CVE-2026-50263
Description
A use-after-free vulnerability in X.Org X server and Xwayland allows information disclosure when a client manipulates window attributes and triggers the screen saver.
AI Insight
LLM-synthesized narrative grounded in this CVE's description and references.
A use-after-free vulnerability in X.Org X server and Xwayland allows information disclosure when a client manipulates window attributes and triggers the screen saver.
Vulnerability
A use-after-free read vulnerability exists in the CreateSaverWindow() function within the X.Org X server and Xwayland. This flaw affects X.Org X server versions prior to 21.1.23 and Xwayland versions prior to 24.1.12 [2, 4].
Exploitation
An attacker with the ability to connect to the X server as a client can trigger this vulnerability. The attacker must change window attributes and then force the screen saver to activate, leading to a use-after-free condition [2, 4].
Impact
Successful exploitation of this vulnerability allows an attacker to read freed memory, resulting in information disclosure. The scope of the compromise is limited to the privileges of the affected X client [4].
Mitigation
This vulnerability is fixed in X.Org X server version 21.1.23 and Xwayland version 24.1.12 [2, 4]. The fix was released on June 2, 2026 [2]. No workarounds are mentioned in the available references.

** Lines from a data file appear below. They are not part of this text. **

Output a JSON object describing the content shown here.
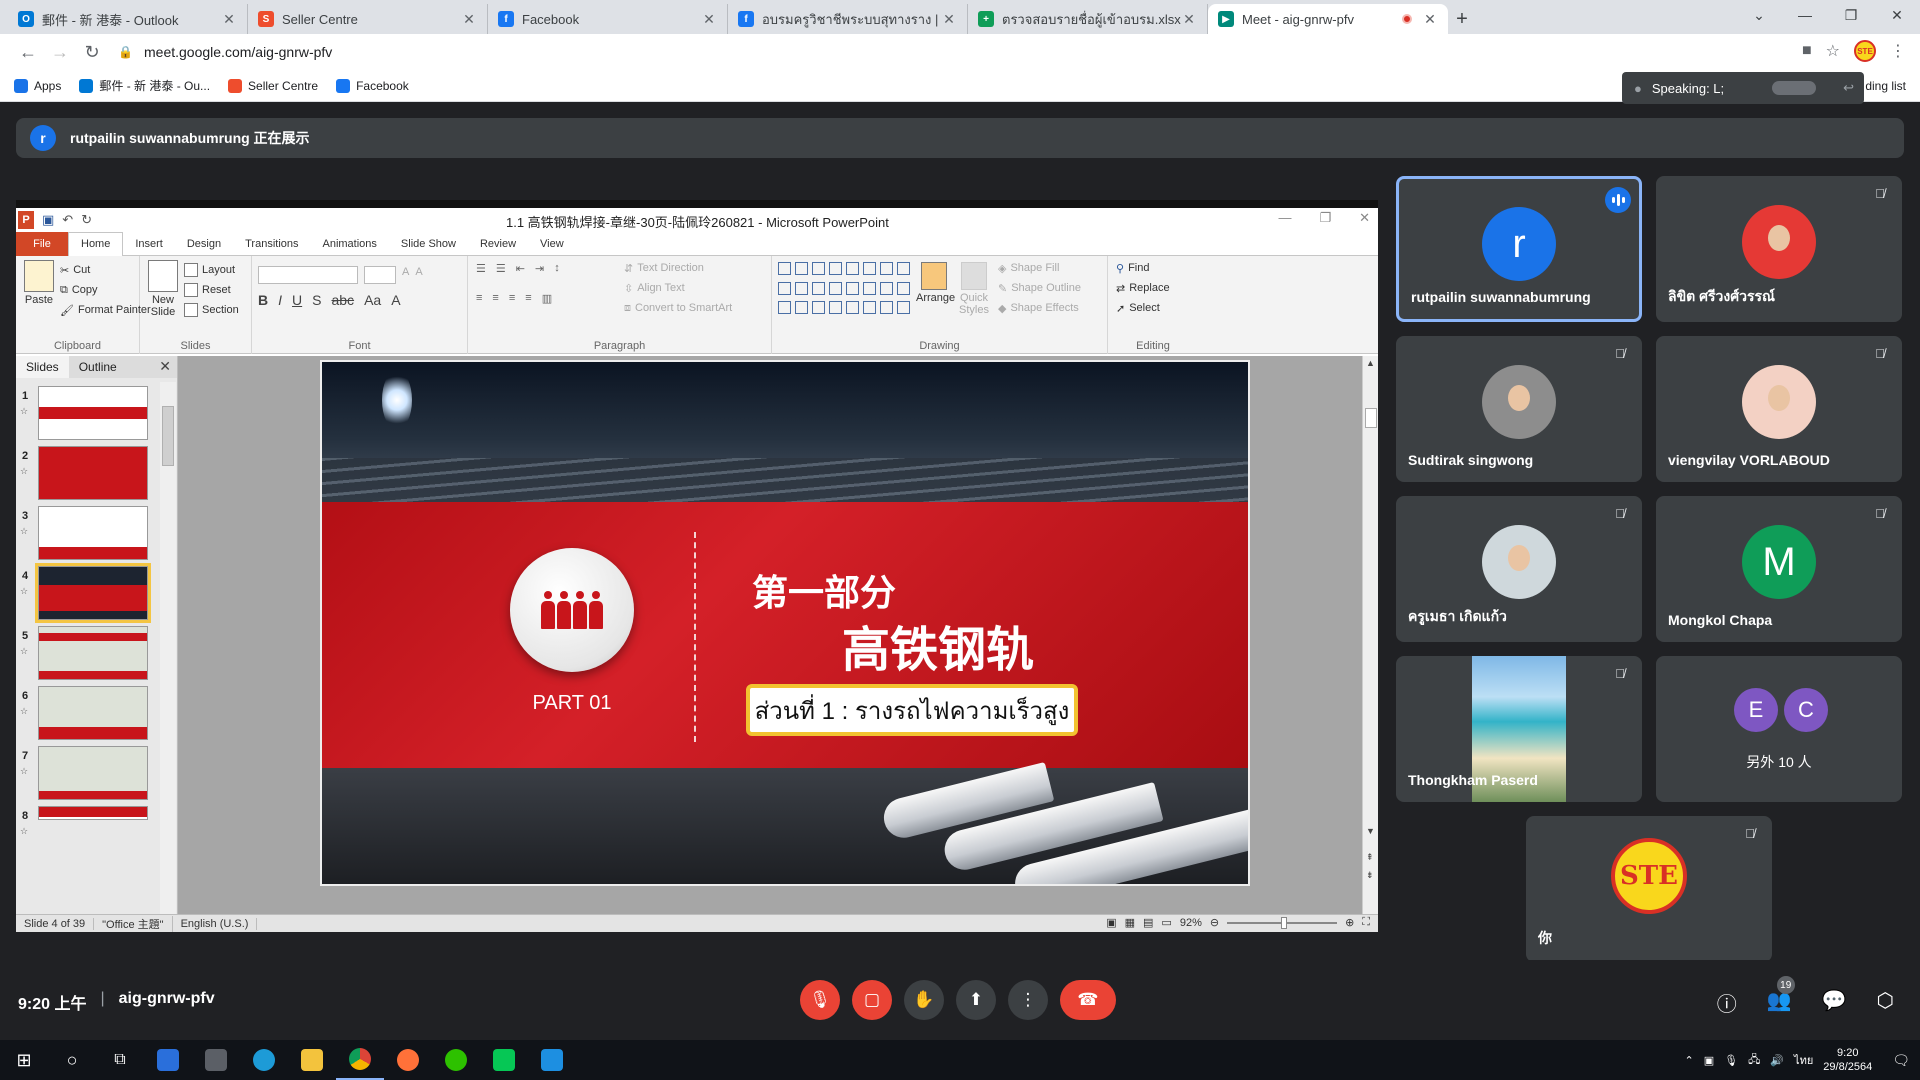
{
  "browser": {
    "tabs": [
      {
        "title": "郵件 - 新 港泰 - Outlook",
        "icon": "outlook-icon",
        "color": "#0078d4"
      },
      {
        "title": "Seller Centre",
        "icon": "shopee-icon",
        "color": "#ee4d2d"
      },
      {
        "title": "Facebook",
        "icon": "facebook-icon",
        "color": "#1877f2"
      },
      {
        "title": "อบรมครูวิชาชีพระบบสุทางราง | Faceb",
        "icon": "facebook-icon",
        "color": "#1877f2"
      },
      {
        "title": "ตรวจสอบรายชื่อผู้เข้าอบรม.xlsx - Goo",
        "icon": "sheets-icon",
        "color": "#0f9d58"
      },
      {
        "title": "Meet - aig-gnrw-pfv",
        "icon": "meet-icon",
        "color": "#00897b"
      }
    ],
    "url": "meet.google.com/aig-gnrw-pfv",
    "bookmarks": [
      {
        "label": "Apps",
        "color": "#1a73e8"
      },
      {
        "label": "郵件 - 新 港泰 - Ou...",
        "color": "#0078d4"
      },
      {
        "label": "Seller Centre",
        "color": "#ee4d2d"
      },
      {
        "label": "Facebook",
        "color": "#1877f2"
      }
    ],
    "reading_list": "ding list",
    "profile_text": "STE"
  },
  "speaking": {
    "label": "Speaking: L;"
  },
  "banner": {
    "avatar_letter": "r",
    "text": "rutpailin suwannabumrung 正在展示"
  },
  "ppt": {
    "title": "1.1 高铁钢轨焊接-章继-30页-陆佩玲260821 - Microsoft PowerPoint",
    "tabs": [
      "File",
      "Home",
      "Insert",
      "Design",
      "Transitions",
      "Animations",
      "Slide Show",
      "Review",
      "View"
    ],
    "clipboard": {
      "paste": "Paste",
      "cut": "Cut",
      "copy": "Copy",
      "format_painter": "Format Painter",
      "label": "Clipboard"
    },
    "slides_grp": {
      "new_slide": "New Slide",
      "layout": "Layout",
      "reset": "Reset",
      "section": "Section",
      "label": "Slides"
    },
    "font_label": "Font",
    "paragraph": {
      "text_direction": "Text Direction",
      "align_text": "Align Text",
      "smartart": "Convert to SmartArt",
      "label": "Paragraph"
    },
    "drawing": {
      "arrange": "Arrange",
      "quick_styles": "Quick Styles",
      "fill": "Shape Fill",
      "outline": "Shape Outline",
      "effects": "Shape Effects",
      "label": "Drawing"
    },
    "editing": {
      "find": "Find",
      "replace": "Replace",
      "select": "Select",
      "label": "Editing"
    },
    "pane_tabs": [
      "Slides",
      "Outline"
    ],
    "thumb_numbers": [
      "1",
      "2",
      "3",
      "4",
      "5",
      "6",
      "7",
      "8"
    ],
    "slide": {
      "section": "第一部分",
      "title": "高铁钢轨",
      "part": "PART 01",
      "thai": "ส่วนที่ 1 :  รางรถไฟความเร็วสูง"
    },
    "status": {
      "slide_of": "Slide 4 of 39",
      "theme": "\"Office 主題\"",
      "lang": "English (U.S.)",
      "zoom": "92%"
    }
  },
  "participants": [
    {
      "name": "rutpailin suwannabumrung",
      "kind": "letter",
      "letter": "r",
      "color": "#1a73e8",
      "speaking": true
    },
    {
      "name": "ลิขิต ศรีวงศ์วรรณ์",
      "kind": "photo",
      "color": "#e53935",
      "speaking": false
    },
    {
      "name": "Sudtirak singwong",
      "kind": "photo",
      "color": "#8d8d8d",
      "speaking": false
    },
    {
      "name": "viengvilay VORLABOUD",
      "kind": "photo",
      "color": "#f3d1c4",
      "speaking": false
    },
    {
      "name": "ครูเมธา เกิดแก้ว",
      "kind": "photo",
      "color": "#cfd8dc",
      "speaking": false
    },
    {
      "name": "Mongkol Chapa",
      "kind": "letter",
      "letter": "M",
      "color": "#0f9d58",
      "speaking": false
    },
    {
      "name": "Thongkham Paserd",
      "kind": "beach",
      "speaking": false
    },
    {
      "name": "另外 10 人",
      "kind": "group",
      "letters": [
        "E",
        "C"
      ],
      "colors": [
        "#7e57c2",
        "#7e57c2"
      ]
    },
    {
      "name": "你",
      "kind": "ste",
      "text": "STE"
    }
  ],
  "meet": {
    "time": "9:20 上午",
    "code": "aig-gnrw-pfv",
    "people_count": "19"
  },
  "taskbar": {
    "time": "9:20",
    "date": "29/8/2564",
    "lang": "ไทย"
  }
}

AI Insight generated on Jun 5, 2026. Synthesized from this CVE's description and the cited reference URLs; citations are validated against the source bundle.
Affected products
3Patches
0No patches discovered yet.
Vulnerability mechanics
No source-code context for this CVE — mechanics is only generated when we can read the actual fix diff. Without that, the four sections (root cause, attack vector, affected code, fix) would be speculation rather than analysis.
References
5News mentions
0No linked articles in our index yet.